“The man said, ‘The woman whom you gave to be with me, she gave me fruit of the tree, and I ate.'”
“Only mark the true colors, the essential evil and real nature of sin. It is depicted in this excuse of Adam. It shows that a man can in no way be brought to an open confession of his sin, but that he will deny his sin or excuse it as long as he can find that there is any hope or any probable ground of excuse left him…It is a well known rule, taught in the schools of legal and civil orators, that when a charge of crime is brought against the defendant, the act should either be denied totally or defended as having been done rightly. Adam here does both. He first of all denies his sin altogether and asserts that his terror arose, not from his sin, but from the voice of the Lord. And then when so far convinced of his sin in what he has done he attempts to defend the act, as having been done rightly and unavoidably. ‘If,’ says he to the Lord, ‘thou hadst not given me this woman, I should not have eaten the fruit.’ Thus he further lays all the blame of what he had done on God himself, and positively accuses him as being after all the real cause of his sin.

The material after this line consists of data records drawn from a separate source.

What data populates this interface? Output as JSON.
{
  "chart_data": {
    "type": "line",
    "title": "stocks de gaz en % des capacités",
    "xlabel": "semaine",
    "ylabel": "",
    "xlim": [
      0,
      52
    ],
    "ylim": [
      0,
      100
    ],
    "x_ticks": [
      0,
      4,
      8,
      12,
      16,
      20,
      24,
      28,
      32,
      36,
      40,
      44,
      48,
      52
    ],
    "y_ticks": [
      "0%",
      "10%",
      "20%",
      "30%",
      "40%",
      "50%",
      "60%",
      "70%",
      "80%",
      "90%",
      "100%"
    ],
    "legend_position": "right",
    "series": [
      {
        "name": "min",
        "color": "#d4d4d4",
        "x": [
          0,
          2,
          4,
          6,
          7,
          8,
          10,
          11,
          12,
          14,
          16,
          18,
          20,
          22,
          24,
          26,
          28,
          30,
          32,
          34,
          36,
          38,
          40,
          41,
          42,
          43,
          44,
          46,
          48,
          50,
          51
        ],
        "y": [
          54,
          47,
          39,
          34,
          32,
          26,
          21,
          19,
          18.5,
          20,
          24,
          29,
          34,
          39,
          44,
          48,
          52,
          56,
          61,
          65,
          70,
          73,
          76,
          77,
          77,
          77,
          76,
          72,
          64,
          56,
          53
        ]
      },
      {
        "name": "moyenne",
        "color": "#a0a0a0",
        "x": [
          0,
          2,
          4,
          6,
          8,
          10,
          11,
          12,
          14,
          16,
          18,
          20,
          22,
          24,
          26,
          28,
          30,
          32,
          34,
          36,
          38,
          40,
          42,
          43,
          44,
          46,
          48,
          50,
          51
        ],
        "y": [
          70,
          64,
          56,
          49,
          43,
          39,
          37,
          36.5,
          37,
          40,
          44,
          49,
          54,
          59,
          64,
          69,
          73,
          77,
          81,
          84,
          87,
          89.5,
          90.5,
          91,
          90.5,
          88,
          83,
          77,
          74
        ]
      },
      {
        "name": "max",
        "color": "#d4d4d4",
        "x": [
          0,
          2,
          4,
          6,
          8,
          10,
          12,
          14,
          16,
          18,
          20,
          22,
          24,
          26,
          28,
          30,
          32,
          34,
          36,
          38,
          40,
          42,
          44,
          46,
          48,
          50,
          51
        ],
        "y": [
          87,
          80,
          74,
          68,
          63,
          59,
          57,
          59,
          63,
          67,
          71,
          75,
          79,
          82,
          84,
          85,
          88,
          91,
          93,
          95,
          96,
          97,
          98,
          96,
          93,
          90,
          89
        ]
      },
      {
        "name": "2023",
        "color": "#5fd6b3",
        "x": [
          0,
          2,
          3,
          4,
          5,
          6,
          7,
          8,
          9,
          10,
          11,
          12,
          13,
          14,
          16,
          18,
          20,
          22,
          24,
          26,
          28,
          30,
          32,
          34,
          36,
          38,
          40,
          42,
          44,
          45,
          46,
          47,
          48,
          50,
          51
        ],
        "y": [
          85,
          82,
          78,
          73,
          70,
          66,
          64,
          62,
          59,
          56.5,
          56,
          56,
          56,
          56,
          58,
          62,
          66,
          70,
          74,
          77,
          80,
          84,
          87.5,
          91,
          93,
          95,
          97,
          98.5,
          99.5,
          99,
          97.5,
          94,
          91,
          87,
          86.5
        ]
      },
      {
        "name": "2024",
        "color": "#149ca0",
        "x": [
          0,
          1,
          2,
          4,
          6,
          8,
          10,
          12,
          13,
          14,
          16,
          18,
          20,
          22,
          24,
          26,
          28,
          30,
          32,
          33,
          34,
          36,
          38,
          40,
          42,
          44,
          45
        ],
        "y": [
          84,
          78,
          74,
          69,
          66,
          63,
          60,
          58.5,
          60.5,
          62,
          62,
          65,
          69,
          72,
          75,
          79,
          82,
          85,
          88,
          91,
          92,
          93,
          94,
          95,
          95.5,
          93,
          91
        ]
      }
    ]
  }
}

Wherefore there is no end to a man’s sinning, when he has once turned aside from the Word.”
“Hence we see Adam and Eve so deeply fallen and sunk under sin, that they could not sink any lower. For upon their unbelief followed the disobedience of all the powers and all the members in man. Upon this disobedience, immediately afterwards, followed the excuse and defense of their sin. This defense was next followed by an accusation and condemnation of their God. This is sin’s last step, to reproach God himself and to make him the author of sin. This nature of ours can ascend no higher than this in its sin against God. And these are the onward steps of sin, unless the minds of fallen sinners are lifted up by a confidence in God’s mercy.”
Martin Luther. Luther on the Creation: A Critical and Devotional Commentary on Genesis [1-3] (Kindle Locations 5114-5181).